Does anyone else feel that the proposed waiver regulations don’t go far enough? Do you think they allow providers to engage in flexible arrangements that deliver value to the government? The key is how the government has limited the waiver proposals mostly only to the shared savings distributions. That seems too narrow, although I think there is confusion over exactly what payments are actually covered by a shared savings distribution . A Medical Director arrangement that is set up to get the physician controlling hospital costs would not be subject to the waiver, and would still need to be meet exception/safe harbors.
I think it becomes imperative that industry respond to this rule with well thought out comments. Indeed, my co-presenter on ACO waivers at Friday’s AHLA’s Institute on Medicare and Medicaid Payment Issues meeting in Baltimore, James Cannatti from the Office of the Inspector General at CMS, is listed as the person to contact regarding the AKS and CMP laws. And during the Friday presentation, James in fact challenged me specifically, and industry in general, to develop a well thought out waiver proposal that would provide additional flexibility for providers to work out innovative, “game changing” relationships while allowing for balance with the regulator’s need to ensure that quality care is paramount.

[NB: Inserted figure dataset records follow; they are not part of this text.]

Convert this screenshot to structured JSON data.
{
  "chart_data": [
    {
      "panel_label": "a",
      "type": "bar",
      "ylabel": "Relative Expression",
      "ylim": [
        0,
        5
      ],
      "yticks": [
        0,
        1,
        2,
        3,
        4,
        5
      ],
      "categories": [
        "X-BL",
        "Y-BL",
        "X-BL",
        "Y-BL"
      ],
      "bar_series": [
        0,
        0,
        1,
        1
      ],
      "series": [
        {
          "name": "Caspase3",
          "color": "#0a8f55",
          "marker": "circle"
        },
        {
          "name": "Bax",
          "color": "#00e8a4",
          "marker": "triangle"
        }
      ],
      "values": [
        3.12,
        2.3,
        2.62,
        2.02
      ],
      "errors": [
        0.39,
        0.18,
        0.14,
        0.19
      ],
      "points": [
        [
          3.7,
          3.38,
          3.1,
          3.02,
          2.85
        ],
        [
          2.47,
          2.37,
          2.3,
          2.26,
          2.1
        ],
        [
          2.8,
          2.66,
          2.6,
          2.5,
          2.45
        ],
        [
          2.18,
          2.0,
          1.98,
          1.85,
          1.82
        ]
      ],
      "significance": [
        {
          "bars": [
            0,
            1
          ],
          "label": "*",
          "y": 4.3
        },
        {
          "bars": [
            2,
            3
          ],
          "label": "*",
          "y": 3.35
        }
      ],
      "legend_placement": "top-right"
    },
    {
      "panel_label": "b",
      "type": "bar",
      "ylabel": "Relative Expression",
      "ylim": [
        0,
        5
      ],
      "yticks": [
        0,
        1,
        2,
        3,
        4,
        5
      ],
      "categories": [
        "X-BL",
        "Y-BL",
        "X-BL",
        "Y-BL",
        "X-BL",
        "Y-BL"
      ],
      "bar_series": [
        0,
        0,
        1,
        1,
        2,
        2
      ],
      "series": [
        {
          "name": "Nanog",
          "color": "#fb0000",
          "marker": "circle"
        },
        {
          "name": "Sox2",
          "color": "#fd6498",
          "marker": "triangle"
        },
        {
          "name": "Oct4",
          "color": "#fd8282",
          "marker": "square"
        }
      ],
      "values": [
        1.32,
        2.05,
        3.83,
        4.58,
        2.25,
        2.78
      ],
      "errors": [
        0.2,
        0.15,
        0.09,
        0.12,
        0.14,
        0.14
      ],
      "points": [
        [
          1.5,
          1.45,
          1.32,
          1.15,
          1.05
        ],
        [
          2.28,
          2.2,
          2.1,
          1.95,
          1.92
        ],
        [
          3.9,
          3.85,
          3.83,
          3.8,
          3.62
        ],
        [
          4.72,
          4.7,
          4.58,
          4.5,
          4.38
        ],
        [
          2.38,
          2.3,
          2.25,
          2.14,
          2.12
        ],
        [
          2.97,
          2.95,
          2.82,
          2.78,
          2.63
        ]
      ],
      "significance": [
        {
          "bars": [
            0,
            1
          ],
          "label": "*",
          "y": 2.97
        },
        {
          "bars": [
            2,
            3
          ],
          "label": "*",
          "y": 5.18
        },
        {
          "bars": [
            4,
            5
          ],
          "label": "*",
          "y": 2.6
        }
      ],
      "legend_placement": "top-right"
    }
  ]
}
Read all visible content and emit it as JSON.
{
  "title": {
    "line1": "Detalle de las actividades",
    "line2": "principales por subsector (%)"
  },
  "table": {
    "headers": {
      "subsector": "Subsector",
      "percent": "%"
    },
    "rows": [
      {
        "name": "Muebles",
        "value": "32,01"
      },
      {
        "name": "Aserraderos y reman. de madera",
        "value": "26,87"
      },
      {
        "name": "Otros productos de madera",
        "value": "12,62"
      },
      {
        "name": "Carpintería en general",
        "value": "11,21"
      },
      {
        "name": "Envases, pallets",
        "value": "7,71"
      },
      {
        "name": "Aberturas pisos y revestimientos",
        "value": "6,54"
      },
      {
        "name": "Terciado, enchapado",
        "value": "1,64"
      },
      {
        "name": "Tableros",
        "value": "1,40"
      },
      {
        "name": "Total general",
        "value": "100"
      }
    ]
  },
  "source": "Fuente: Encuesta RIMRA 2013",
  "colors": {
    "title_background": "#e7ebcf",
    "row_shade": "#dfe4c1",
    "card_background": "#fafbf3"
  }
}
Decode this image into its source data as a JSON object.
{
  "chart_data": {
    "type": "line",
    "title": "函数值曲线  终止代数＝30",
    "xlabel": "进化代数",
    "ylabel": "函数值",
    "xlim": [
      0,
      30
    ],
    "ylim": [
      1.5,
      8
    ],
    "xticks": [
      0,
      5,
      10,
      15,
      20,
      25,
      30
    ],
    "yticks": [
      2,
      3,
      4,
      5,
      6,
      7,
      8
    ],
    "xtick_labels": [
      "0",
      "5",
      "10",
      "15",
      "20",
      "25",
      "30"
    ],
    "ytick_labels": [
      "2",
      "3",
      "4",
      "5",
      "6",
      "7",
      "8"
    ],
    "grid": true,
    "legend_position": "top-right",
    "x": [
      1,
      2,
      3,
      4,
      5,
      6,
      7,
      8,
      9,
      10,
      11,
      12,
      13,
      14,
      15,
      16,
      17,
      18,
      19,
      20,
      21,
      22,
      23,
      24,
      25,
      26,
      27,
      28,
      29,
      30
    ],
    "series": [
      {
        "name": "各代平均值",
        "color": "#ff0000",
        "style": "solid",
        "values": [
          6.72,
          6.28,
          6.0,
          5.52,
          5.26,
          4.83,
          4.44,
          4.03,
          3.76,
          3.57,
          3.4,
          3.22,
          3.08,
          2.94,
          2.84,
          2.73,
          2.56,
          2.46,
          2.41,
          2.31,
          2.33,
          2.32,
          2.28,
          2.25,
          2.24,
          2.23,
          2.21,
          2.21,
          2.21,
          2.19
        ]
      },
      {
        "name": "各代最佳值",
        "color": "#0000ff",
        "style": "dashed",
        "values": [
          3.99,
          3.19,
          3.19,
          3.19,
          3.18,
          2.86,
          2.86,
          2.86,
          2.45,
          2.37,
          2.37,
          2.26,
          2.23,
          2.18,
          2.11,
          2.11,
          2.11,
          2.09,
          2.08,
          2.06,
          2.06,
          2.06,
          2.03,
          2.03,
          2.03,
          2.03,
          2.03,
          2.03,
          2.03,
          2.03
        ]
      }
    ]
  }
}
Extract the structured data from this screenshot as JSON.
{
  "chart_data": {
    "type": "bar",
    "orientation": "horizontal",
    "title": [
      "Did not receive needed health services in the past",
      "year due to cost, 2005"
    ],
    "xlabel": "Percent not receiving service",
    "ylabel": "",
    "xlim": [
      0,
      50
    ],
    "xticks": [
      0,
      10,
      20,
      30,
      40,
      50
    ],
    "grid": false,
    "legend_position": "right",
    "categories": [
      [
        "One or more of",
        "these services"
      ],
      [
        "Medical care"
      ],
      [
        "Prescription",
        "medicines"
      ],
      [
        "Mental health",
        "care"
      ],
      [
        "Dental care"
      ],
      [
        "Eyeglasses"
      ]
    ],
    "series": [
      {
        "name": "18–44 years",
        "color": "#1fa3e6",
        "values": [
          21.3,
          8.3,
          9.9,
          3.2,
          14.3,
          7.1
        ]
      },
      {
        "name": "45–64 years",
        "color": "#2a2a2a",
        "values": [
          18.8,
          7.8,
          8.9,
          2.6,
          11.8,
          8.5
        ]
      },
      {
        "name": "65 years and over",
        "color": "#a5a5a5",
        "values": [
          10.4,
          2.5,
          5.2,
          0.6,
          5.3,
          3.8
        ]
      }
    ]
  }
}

I told the audience Friday that I — and we as an industry — are up for that challenge. I think we are, but we need to develop that approach over the next 60-odd days (the period of time in which OIG solicits comments regarding the scope of the waiver authority).
Stakeholders need to realize that all comments made to the OIG will be considered public and thus available to all for review and analysis. This tends toward a best practice of well thought out comments, likely specific to particular issues rather than rambling comments covering the waterfront. These comments can also be viewed as a form of PR/marketing as one can expect that many stakeholders will be reading them.
Here are some of my initial thoughts on the three specific waiver proposals, relating to the Stark Law, the Anti-Kickback Statute (AKS) and the Civil Monetary Penalties Law (CMP).
WAIVER PROPOSAL #1: The Stark Law would be waived for all ACO payments THAT ARE DISTRIBUTIONS OF SHARED SAVINGS made from CMS to the ACO, and then from the ACO to each of the ACO participants. One really important question is, what is a distribution of a shared saving, and what is a different sort of payment from CMS to the ACO or from the ACO to physician/provider participants in the ACO, or even between physician/provider participants in the ACO but that doesn’t directly include the ACO itself?  It seems unduly burdensome to have a dual-track standard that protects certain payments and not others when all of the payments are made to individuals who are participating in a common, changed care pattern.
It does appear that the waiver is broad enough to cover distributions of shared savings outside the ACO program as well, perhaps this would include commercial/other payments. Still, the waiver is limited to the ACO shared saving distributions in any case. The OIG seems to be clear that they will not protect payments made to referring physicians outside the ACO unless those payments are distributions of shared savings and the payments relate to necessary activities of the ACO. An additional area that we should consider asking OIG for clarification on relates to how it will look at commercial payments versus shared savings distributions. If, for example, a physician changes a practice pattern that involves a payment for all patients, commercial and Medicare and Medicaid, ideally providers could have some comfort that the non-governmental payments would not be considered problematic.
WAIVER PROPOSAL #2: The AKS would be waived in two respects. First, there would be a waiver with similar scope to the Stark Law waiver discussed above. This makes sense to coordinate the two provisions. Second, there would be a waiver of the AKS to the extent that one fits within a Stark Law exception. So if you meet Stark, you don’t even have to run an AKS analysis with regard to any other particular financial relationship whatsoever. This seems like a good use of the waiver authority, although the “kicker” is that the Stark Law will continue to operate and that will put a brake on many creative approaches, including for example physician ownership of hospitals, under arrangements in many circumstances, and the like.
WAIVER PROPOSAL #3: The CMP laws would be waived in two circumstances. First, there would be a waiver with regard to payments from hospitals to docs that do not relate to limiting medically necessary services and the hospital and the docs were in an ACO. This seems like a great use of the waiver authority, as this will carve out many payments under the ACO from CMP risk, while maintaining a balance with regard to ensuring that medically necessary services continue to be rendered. However, note that this waiver ONLY applies to distributions of shared savings. So any underlying relationship that does not relate to the shared saving distribution would NOT be covered by this waiver proposal. To my way of thinking, this again seems unduly restrictive. Hospitals and physicians should have the flexibility in ACO design to design payment methodologies and relationships that effectuate the delivery of value, providing that medical care is not compromised.
In addition, the CMP laws would be waived with regard to any payment that is covered by Stark and meets an exception. Again, the Stark Law and the exceptions from Stark appear to be a “golden rule” that allows one to escape from AKS and CMP law analysis.